200 grams pasta shells, (I use conchiglie but you can also use penne or macaroni)
4 cloves of garlic, crushed
1 onion, diced
1 large eggplant, diced
12 cherry tomatoes, halved
2 teaspoons capers, rinsed
12 basil leaves, torn into small pieces
1 lemon, zest
55 grams butter, melted
100 grams whole almonds, roughly chopped
100 grams panko breadcrumbs
85 grams Dubliner cheddar, finely grated
Sea salt and freshly ground black pepper
Pre-heat your oven to 350°F / gas mark four.
Place a saucepan of water over a high heat and bring to the boil, season with sea salt. When the water is boiling, reduce to simmer and stir in the pasta shells. After five minutes, when the pasta is still al dente, remove from the heat and drain the pasta.

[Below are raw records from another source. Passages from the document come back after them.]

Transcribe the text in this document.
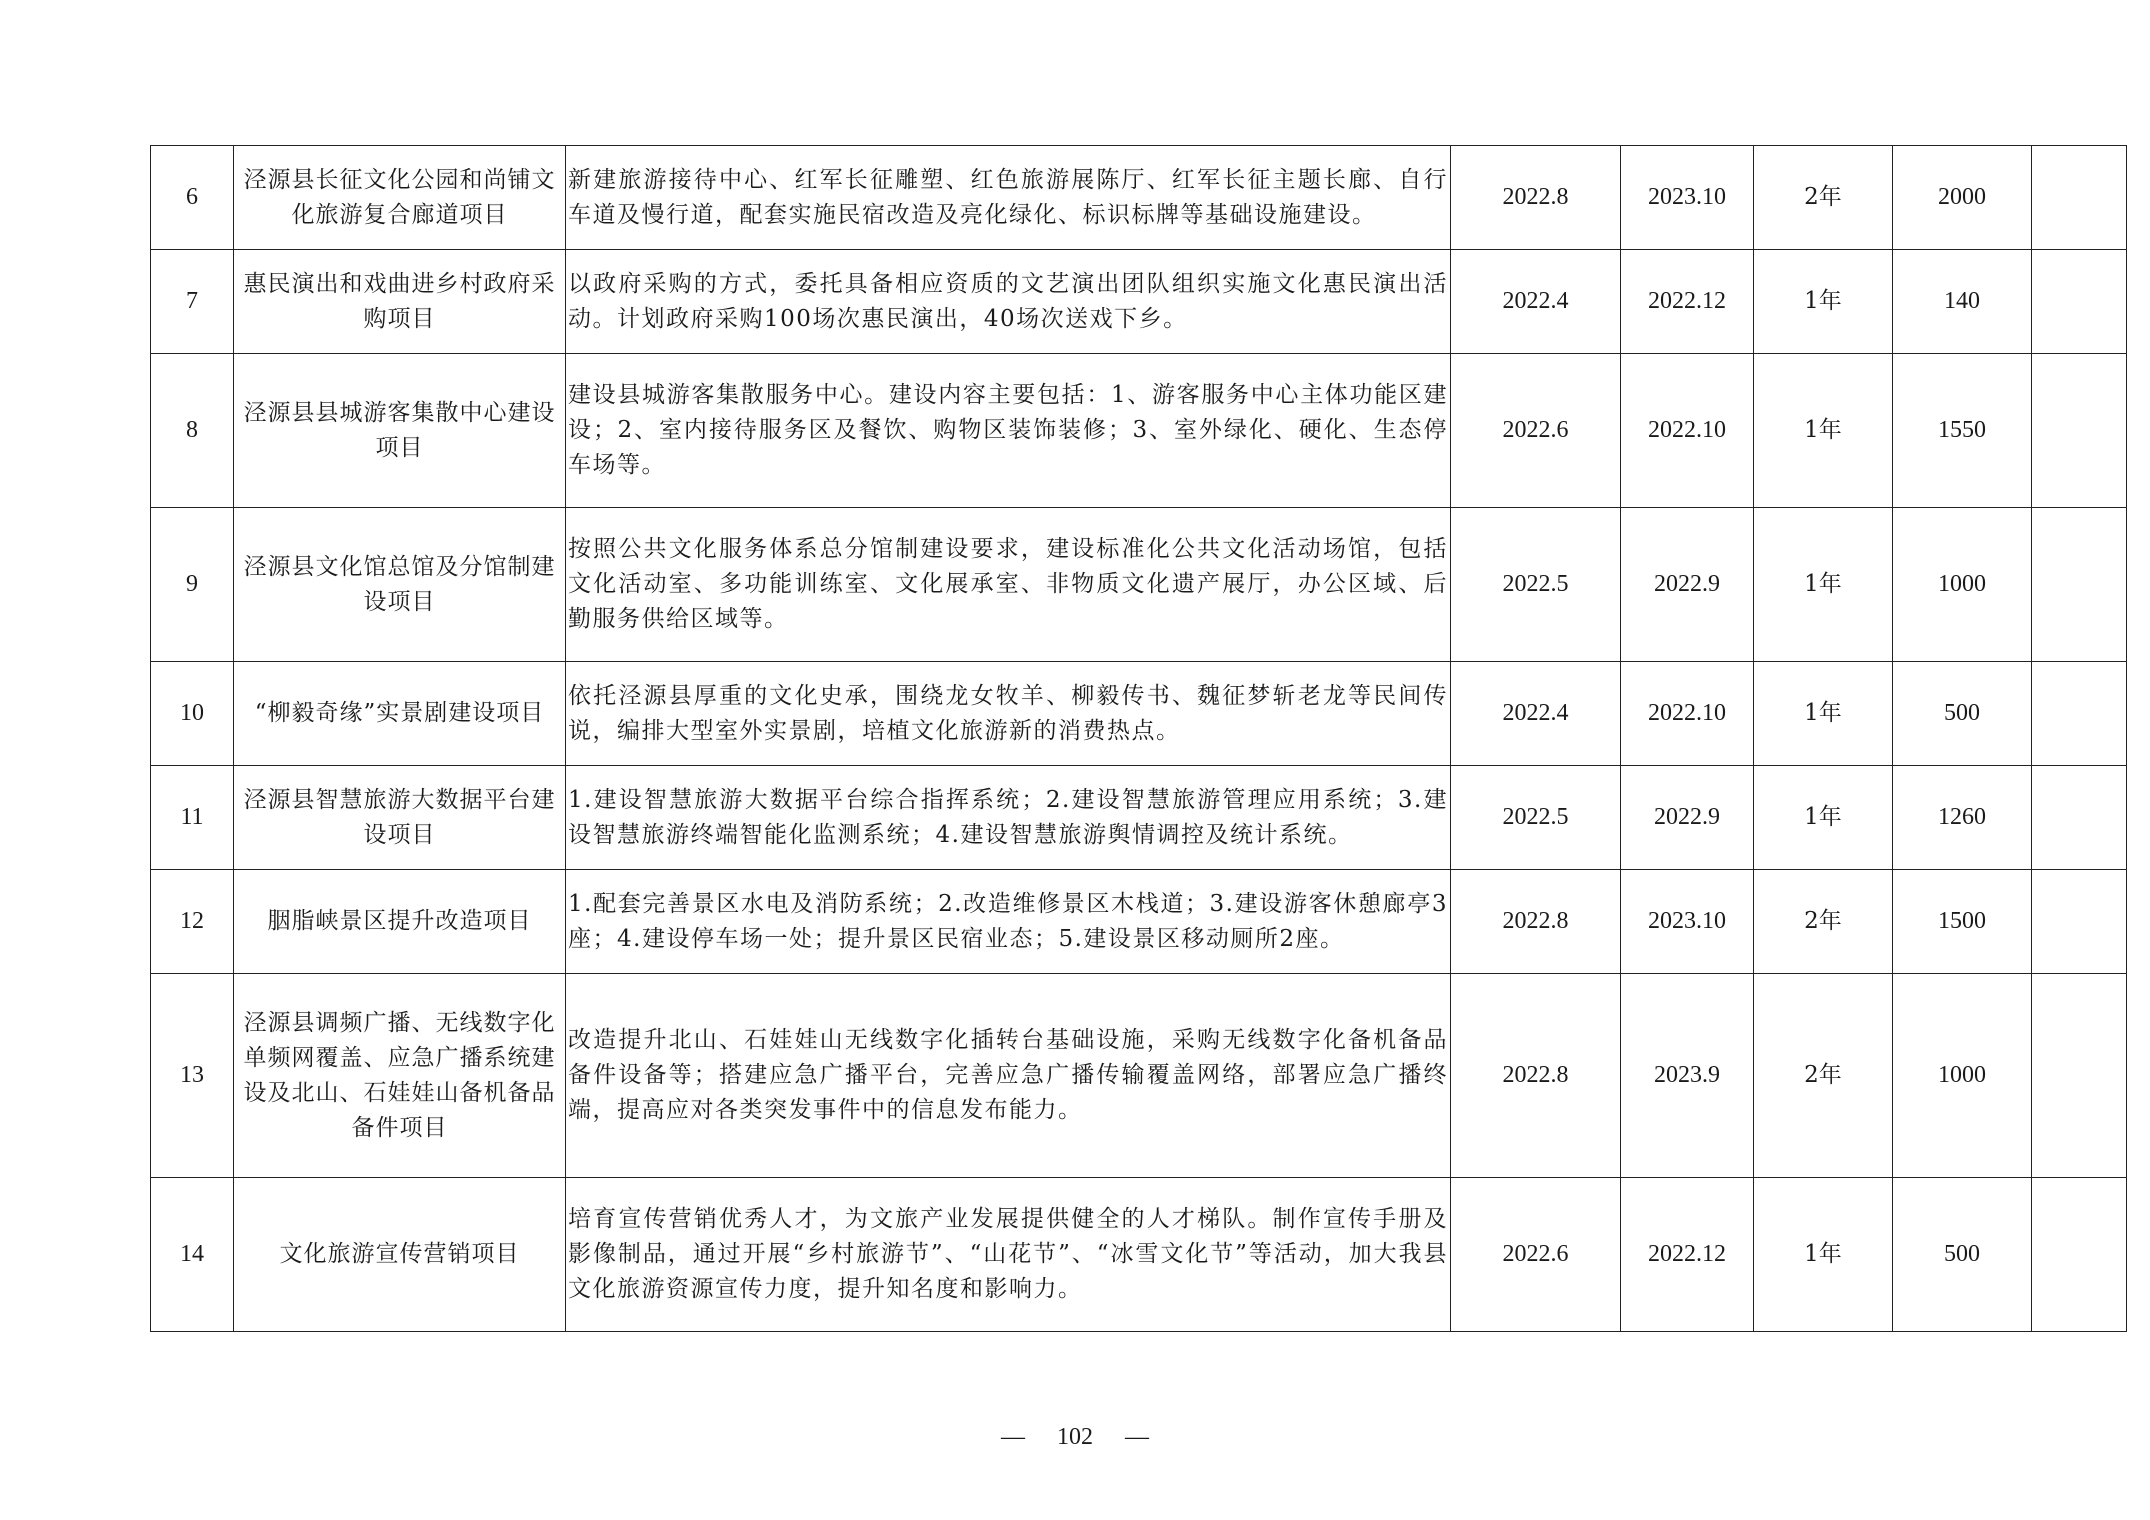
6	泾源县长征文化公园和尚铺文化旅游复合廊道项目	新建旅游接待中心、红军长征雕塑、红色旅游展陈厅、红军长征主题长廊、自行车道及慢行道，配套实施民宿改造及亮化绿化、标识标牌等基础设施建设。	2022.8	2023.10	2年	2000	
7	惠民演出和戏曲进乡村政府采购项目	以政府采购的方式，委托具备相应资质的文艺演出团队组织实施文化惠民演出活动。计划政府采购100场次惠民演出，40场次送戏下乡。	2022.4	2022.12	1年	140	
8	泾源县县城游客集散中心建设项目	建设县城游客集散服务中心。建设内容主要包括：1、游客服务中心主体功能区建设；2、室内接待服务区及餐饮、购物区装饰装修；3、室外绿化、硬化、生态停车场等。	2022.6	2022.10	1年	1550	
9	泾源县文化馆总馆及分馆制建设项目	按照公共文化服务体系总分馆制建设要求，建设标准化公共文化活动场馆，包括文化活动室、多功能训练室、文化展承室、非物质文化遗产展厅，办公区域、后勤服务供给区域等。	2022.5	2022.9	1年	1000	
10	“柳毅奇缘”实景剧建设项目	依托泾源县厚重的文化史承，围绕龙女牧羊、柳毅传书、魏征梦斩老龙等民间传说，编排大型室外实景剧，培植文化旅游新的消费热点。	2022.4	2022.10	1年	500	
11	泾源县智慧旅游大数据平台建设项目	1.建设智慧旅游大数据平台综合指挥系统；2.建设智慧旅游管理应用系统；3.建设智慧旅游终端智能化监测系统；4.建设智慧旅游舆情调控及统计系统。	2022.5	2022.9	1年	1260	
12	胭脂峡景区提升改造项目	1.配套完善景区水电及消防系统；2.改造维修景区木栈道；3.建设游客休憩廊亭3座；4.建设停车场一处；提升景区民宿业态；5.建设景区移动厕所2座。	2022.8	2023.10	2年	1500	
13	泾源县调频广播、无线数字化单频网覆盖、应急广播系统建设及北山、石娃娃山备机备品备件项目	改造提升北山、石娃娃山无线数字化插转台基础设施，采购无线数字化备机备品备件设备等；搭建应急广播平台，完善应急广播传输覆盖网络，部署应急广播终端，提高应对各类突发事件中的信息发布能力。	2022.8	2023.9	2年	1000	
14	文化旅游宣传营销项目	培育宣传营销优秀人才，为文旅产业发展提供健全的人才梯队。制作宣传手册及影像制品，通过开展“乡村旅游节”、“山花节”、“冰雪文化节”等活动，加大我县文化旅游资源宣传力度，提升知名度和影响力。	2022.6	2022.12	1年	500	
— 102 —
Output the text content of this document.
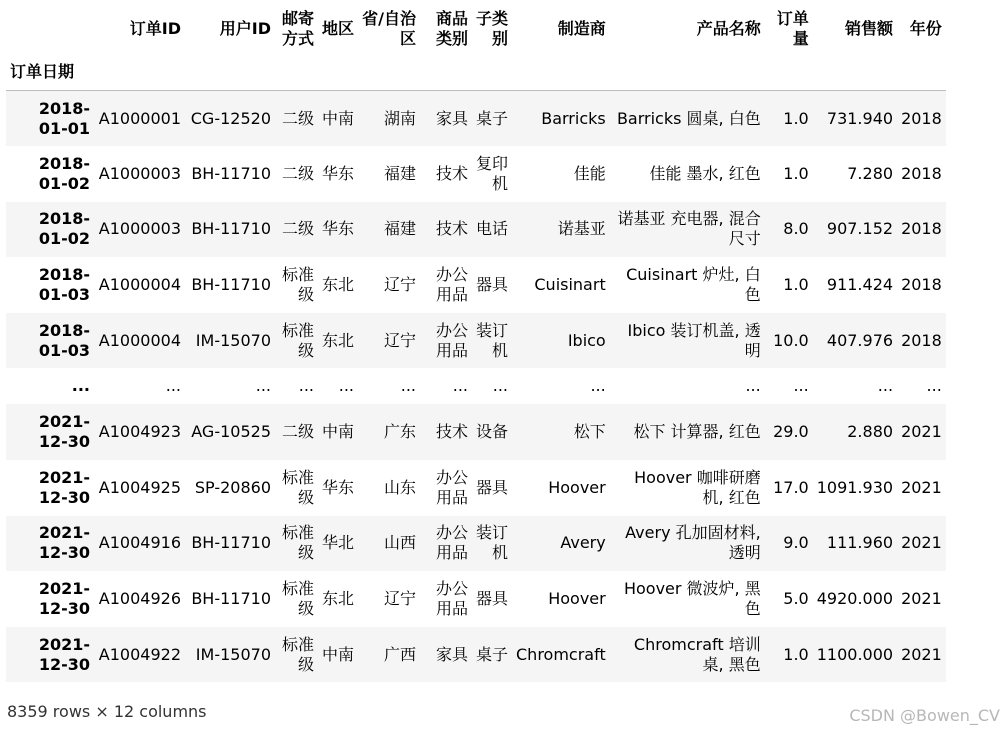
	订单ID	用户ID	邮寄方式	地区	省/自治区	商品类别	子类别	制造商	产品名称	订单量	销售额	年份
订单日期												
2018-01-01	A1000001	CG-12520	二级	中南	湖南	家具	桌子	Barricks	Barricks 圆桌, 白色	1.0	731.940	2018
2018-01-02	A1000003	BH-11710	二级	华东	福建	技术	复印机	佳能	佳能 墨水, 红色	1.0	7.280	2018
2018-01-02	A1000003	BH-11710	二级	华东	福建	技术	电话	诺基亚	诺基亚 充电器, 混合尺寸	8.0	907.152	2018
2018-01-03	A1000004	BH-11710	标准级	东北	辽宁	办公用品	器具	Cuisinart	Cuisinart 炉灶, 白色	1.0	911.424	2018
2018-01-03	A1000004	IM-15070	标准级	东北	辽宁	办公用品	装订机	Ibico	Ibico 装订机盖, 透明	10.0	407.976	2018
...	...	...	...	...	...	...	...	...	...	...	...	...
2021-12-30	A1004923	AG-10525	二级	中南	广东	技术	设备	松下	松下 计算器, 红色	29.0	2.880	2021
2021-12-30	A1004925	SP-20860	标准级	华东	山东	办公用品	器具	Hoover	Hoover 咖啡研磨机, 红色	17.0	1091.930	2021
2021-12-30	A1004916	BH-11710	标准级	华北	山西	办公用品	装订机	Avery	Avery 孔加固材料, 透明	9.0	111.960	2021
2021-12-30	A1004926	BH-11710	标准级	东北	辽宁	办公用品	器具	Hoover	Hoover 微波炉, 黑色	5.0	4920.000	2021
2021-12-30	A1004922	IM-15070	标准级	中南	广西	家具	桌子	Chromcraft	Chromcraft 培训桌, 黑色	1.0	1100.000	2021
8359 rows × 12 columns	CSDN @Bowen_CV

Place a skillet or frying pan over a medium heat, add a tablespoon of olive oil, followed by adding the garlic and onions and cook for three minutes. Then add the eggplant and cook for a further three minutes.
Stir in the tomatoes, capers and pasta and mix until all the ingredients have combined in the pan.
Mix together the finely grated cheddar, chopped almonds, melted butter and breadcrumbs and sprinkle over the top of the pasta until it’s completely covered.
Put the pasta into the oven for about 15 minutes or until the top is bubbling and crispy.